Deborah Archer, Area Coroner for the County of Devon, Plymouth and Torbay, recorded a narrative conclusion that the 13–day–old had died due to an interruption in blood flow to the brain which caused ‘significant damage’ and peri natal asphyxia before her delivery.

After Daisy’s inquest, Ms Archer said: ‘[There is] A lack of adequate communication between different health care professionals on the maternity unit.’

Peter Lewis, Chief Executive of Somerset NHS Foundation Trust, also stated his response to Ms Archer’s Prevention of Future Deaths report.

‘Following the sad passing of Daisy… the Trust implemented a series of improvements’, Mr Lewis said.

He said the firm had reviewed ‘Antenatal Foetal Monitoring Guidelines’ and midwives training.

And that they had now had ‘safety walkabouts’ and held ‘listening events’.

Mr Lewis said: ‘SFT Maternity senior leaders have been actively working to understand the culture across both Yeovil District Hospital and Musgrove Park Hospital sites.

‘A number of listening events were held in 2023/24 and a programme of cultural improvement efforts rolled out in response.

‘To support improvements, the Trust launched a professional disagreement policy.

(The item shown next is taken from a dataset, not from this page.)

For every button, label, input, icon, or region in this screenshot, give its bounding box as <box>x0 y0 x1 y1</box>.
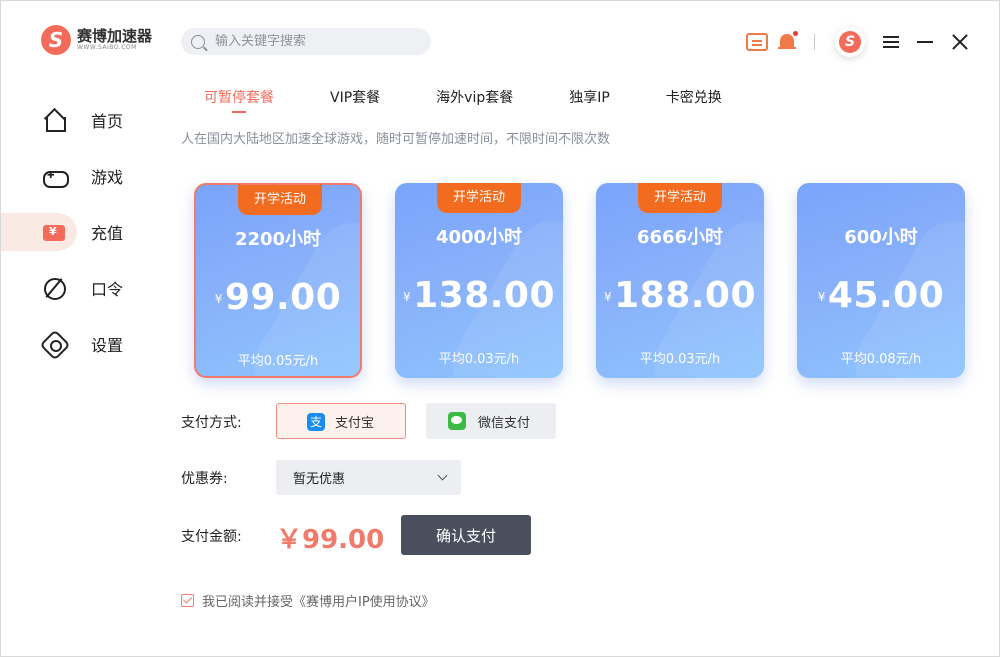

‘The trust also utilises Freedom to Speak Up Guardians (FTSU) who provide regular support to staff and conduct regular walkarounds for staff to raise any concerns.

‘The Trust has also recently engaged the national Equity Diversity and Inclusion lead to undertake a culture review diagnostic.

‘The Trust has considered all matters of concern raised… to ensure that reopening plans provide assurance of embedded change made in response to learning from Daisy May’s death.

‘We remain fully committed to embedding the learning from Daisy May’s death into every aspect of our maternity services. Our actions reflect a Trust–wide commitment to safety, transparency, and continuous improvement.’